I've had a go at finding books or individual stories that might be fairly easy to get hold of. The paperbacks and ebooks are listed as available from the relevant publishers' websites. Volumes of Best New Horror were published in UK and USA and I presume are available on the second hand market.

Mark Samuels:
Paperbacks:
- The White Hands (Tartarus Press)
- The Man Who collected Machen (Chomu Press)
Ebooks:
- The White Hands (Tartarus Press)
Included in Best New Horror (ed. Stephen Jones):
- Losenef Express #22
- The Tower #23
- Destination Nihil by Edmund Bertrand #20
- A Gentleman From Mexico #19
- Glyphotech #17
- Sentinels #18
- The White Hands #15

Reggie Oliver:
Paperbacks:
- The Complete Symphonies of Adolf Hitler (Tartarus Press)
- The Flowers of the Sea (Tartarus Press)
- Mrs Midnight and Other Stories (Tartarus Press)
Ebooks:
The Complete Symphonies of Adolf Hitler (Tartarus Press)
The Flowers of the Sea (Tartarus Press)
- Mrs Midnight and Other Stories (Tartarus Press)
- The Dreams of Cardinal Vittorini (Tartarus Press)
Included in Best New Horror (ed. Stephen Jones):
- Between Four Yews #24
- The Game of Bear (M R James and...)#21
- Quieta Non Movere #23
- The Children of Monte Rosa #19
- A Donkey at the Mysteries #20

"The White Hands" is, I believe, the story that first brought Mark Samuels critical attention. The Story "The Tower" is the one I was reminded of by "The Red Tower" (unsurprisingly!). "A Gentleman from Mexico" is explicitly Lovecraftian (have we already been done it? I can't check whilst writing this...

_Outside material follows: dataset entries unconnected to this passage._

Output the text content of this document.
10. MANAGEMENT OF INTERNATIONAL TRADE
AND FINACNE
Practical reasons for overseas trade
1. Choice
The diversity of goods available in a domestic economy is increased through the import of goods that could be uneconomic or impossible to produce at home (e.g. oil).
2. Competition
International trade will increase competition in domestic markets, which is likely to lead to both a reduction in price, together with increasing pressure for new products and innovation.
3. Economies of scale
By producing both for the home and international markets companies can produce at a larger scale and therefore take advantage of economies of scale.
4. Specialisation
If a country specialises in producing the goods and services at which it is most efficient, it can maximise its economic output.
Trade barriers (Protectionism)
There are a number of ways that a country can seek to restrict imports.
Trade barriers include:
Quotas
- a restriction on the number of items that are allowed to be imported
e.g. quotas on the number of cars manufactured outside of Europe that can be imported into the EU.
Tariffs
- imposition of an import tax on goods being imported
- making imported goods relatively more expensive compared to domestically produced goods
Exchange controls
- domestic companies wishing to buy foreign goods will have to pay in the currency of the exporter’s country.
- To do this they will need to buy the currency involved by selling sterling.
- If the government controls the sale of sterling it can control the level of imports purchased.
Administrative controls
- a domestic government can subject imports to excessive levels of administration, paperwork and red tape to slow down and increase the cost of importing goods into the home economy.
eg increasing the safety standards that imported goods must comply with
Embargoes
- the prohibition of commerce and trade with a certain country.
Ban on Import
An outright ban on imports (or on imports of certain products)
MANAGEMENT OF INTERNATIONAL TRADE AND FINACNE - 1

The three most recent Reggie Oliver Stories anthologised in Best New Horror are atypical in that they are a completion of an unfinished M R James story, a conscious homage to James, and a combined prequel/sequel to M R James' "A School Story". If you can get hold of The Complete Symphonies of Adolf Hitler, the story "The Skins" has got some notice for the novelty of the central idea and is also one of Reggie Oliver's stories that are set in last days (30-40 years ago) of local repertory theatre and seaside end-of-pier shows.